El doctor entra en un silencio pesado; por más que Tereza se esfuerce en traerlo de vuelta a la risa y la despreocupación, no lo consigue. Se quiebra el curso de la alegría de la víspera, prolongado hasta el comienzo de la noche de ese domingo de mayo.
Queda una última trinchera, la cama. El amor sin obstáculos, el combate de los cuerpos, el deseo y el placer, el deleite infinito. Para sacarlo de la opaca tristeza, para aliviarlo. ¡Ah, si Tereza pudiera tomar sobre sí todo lo que lo deprime! Ella está acostumbrada a las amarguras de la vida, siempre vivió del lado podrido en abundancia. El doctor siempre estuvo del lado rico, tuvo todo lo que deseó y lo que quiso, los demás obedecían, respetaban, se sujetaban a sus órdenes. Envejeció gozando de todo lo bueno de la vida. Para él es más difícil. En la cama, a lo mejor, dentro de Tereza, podrá apaciguarse.
Pero Emiliano dice:
—Quedémonos aquí, en la hamaca, Tereza. Quiero conversar contigo.
El jueves había estado a punto de abrirle el corazón, habló de su primer casamiento, de Isadora. El fardo se había hecho insoportable hasta para su orgullo, había llegado la hora de dividir la carga, de aliviar el peso. Tereza se acerca a la hamaca: estoy pronta, mi amor. Emiliano dice:
—Échate conmigo y escucha.
Allí, en el jardín de las pitangueiras, con la descomunal luna de Estancia desparramando oro sobre las frutas y el aroma del jazmín del cabo llevado por la brisa, con voz contenida le contó todo. Su decepción, su fracaso, su soledad, su pobre vida familiar. Los hermanos, unos incapaces; la esposa, una infeliz; los hijos, un desastre.

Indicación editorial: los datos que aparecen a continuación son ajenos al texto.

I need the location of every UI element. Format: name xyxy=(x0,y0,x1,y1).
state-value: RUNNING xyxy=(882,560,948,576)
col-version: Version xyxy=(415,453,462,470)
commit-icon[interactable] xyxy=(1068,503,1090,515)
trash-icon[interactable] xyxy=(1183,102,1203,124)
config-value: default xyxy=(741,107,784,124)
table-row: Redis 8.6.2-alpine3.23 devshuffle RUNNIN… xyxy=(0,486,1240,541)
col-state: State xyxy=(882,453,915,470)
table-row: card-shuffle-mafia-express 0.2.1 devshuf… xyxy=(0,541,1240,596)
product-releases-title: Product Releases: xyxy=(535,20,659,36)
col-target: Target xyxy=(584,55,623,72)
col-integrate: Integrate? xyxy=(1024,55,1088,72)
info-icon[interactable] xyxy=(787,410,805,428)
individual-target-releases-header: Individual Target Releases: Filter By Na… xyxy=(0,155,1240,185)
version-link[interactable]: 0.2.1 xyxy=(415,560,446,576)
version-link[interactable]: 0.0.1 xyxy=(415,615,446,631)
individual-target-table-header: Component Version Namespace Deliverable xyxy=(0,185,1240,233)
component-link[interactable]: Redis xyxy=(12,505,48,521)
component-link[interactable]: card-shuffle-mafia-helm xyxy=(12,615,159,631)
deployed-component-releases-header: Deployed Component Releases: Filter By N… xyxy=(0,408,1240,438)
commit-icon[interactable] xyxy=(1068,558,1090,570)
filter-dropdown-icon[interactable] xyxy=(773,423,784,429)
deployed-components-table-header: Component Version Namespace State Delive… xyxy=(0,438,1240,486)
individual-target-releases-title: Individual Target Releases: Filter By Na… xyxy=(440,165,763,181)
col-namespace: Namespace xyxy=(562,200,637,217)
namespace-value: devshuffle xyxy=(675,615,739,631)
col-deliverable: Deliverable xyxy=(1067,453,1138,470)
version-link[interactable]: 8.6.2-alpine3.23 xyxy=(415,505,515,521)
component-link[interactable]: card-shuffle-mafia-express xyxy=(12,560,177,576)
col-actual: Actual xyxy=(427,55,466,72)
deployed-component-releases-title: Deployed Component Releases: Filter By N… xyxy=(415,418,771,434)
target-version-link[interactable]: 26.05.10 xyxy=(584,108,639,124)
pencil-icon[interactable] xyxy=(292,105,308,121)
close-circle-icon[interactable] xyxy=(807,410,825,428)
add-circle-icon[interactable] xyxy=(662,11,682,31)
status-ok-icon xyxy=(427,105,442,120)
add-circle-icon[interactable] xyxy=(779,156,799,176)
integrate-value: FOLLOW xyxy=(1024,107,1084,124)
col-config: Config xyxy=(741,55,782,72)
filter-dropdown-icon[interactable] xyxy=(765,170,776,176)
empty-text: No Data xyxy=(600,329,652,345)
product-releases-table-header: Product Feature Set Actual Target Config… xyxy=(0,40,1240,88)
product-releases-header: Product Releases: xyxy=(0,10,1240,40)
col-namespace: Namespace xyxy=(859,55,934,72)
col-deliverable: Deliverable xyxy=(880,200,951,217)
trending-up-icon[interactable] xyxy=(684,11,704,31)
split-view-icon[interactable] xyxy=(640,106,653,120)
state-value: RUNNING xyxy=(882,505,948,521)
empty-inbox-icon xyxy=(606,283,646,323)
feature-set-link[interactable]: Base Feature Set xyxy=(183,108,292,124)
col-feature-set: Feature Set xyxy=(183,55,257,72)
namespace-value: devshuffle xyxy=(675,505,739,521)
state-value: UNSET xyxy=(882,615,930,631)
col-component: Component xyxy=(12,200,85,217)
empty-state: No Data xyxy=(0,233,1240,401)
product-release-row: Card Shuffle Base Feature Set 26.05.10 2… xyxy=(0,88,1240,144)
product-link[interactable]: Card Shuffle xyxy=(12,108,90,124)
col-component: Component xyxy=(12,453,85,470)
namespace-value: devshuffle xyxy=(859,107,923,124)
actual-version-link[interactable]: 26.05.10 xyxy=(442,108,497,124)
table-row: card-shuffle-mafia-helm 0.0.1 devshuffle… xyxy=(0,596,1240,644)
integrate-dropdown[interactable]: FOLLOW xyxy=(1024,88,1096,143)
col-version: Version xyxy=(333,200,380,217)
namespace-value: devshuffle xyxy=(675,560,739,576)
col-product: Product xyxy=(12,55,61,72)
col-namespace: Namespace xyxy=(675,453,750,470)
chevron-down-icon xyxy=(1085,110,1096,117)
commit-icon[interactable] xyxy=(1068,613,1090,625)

Había desperdiciado su vida trabajando para la familia Guedes, para sus hermanos y sus familias, más todavía que para su propia esposa e hijos. El doctor Emiliano Guedes, el mayor de los Guedes de la fábrica de Cajazeiras, el jefe de la familia. Había alimentado esperanzas, planificado, había soñado y a esos planes, a esas esperanzas, a esos sueños había sacrificado más que la vida, había sacrificado al resto del mundo, a todas las demás personas, incluso a Tereza.
Menospreció el derecho ajeno, pisoteó la justicia, desconoció cualquier razón que no favoreciera el clan de los Guedes. ¿Clan o banda? Eternamente insatisfechos, siempre exigiendo más, por ellos se había batido implacable Emiliano, el rebenque de plata en la mano. Los cabras a sus órdenes, los políticos, los fiscales, los jueces, los recaudadores de impuestos, los alcaldes, todas las autoridades a su disposición, la arrogancia, el desprecio. Todo era para los Guedes; en primer lugar para Jairo y Aparecida, los hijos.
Ah, Tereza, ninguno de los dos valía la pena, la dura pena. Ni los hermanos, ni las familias de ellos; no se salva ninguno, ni la esposa, ni los hijos. Tiempo perdido, energía tirada a la basura, trabajo vano. De nada habían valido el esfuerzo, el interés, el afecto, la amistad, el amor. Inútiles las injusticias, los atropellos, las violencias, las lágrimas de tantos, la desesperación de muchos, la sangre derramada: hasta mi sangre derramé por ellos, Tereza, rompí tus entrañas para matar a nuestro hijo. ¿Todo eso para qué, Tereza?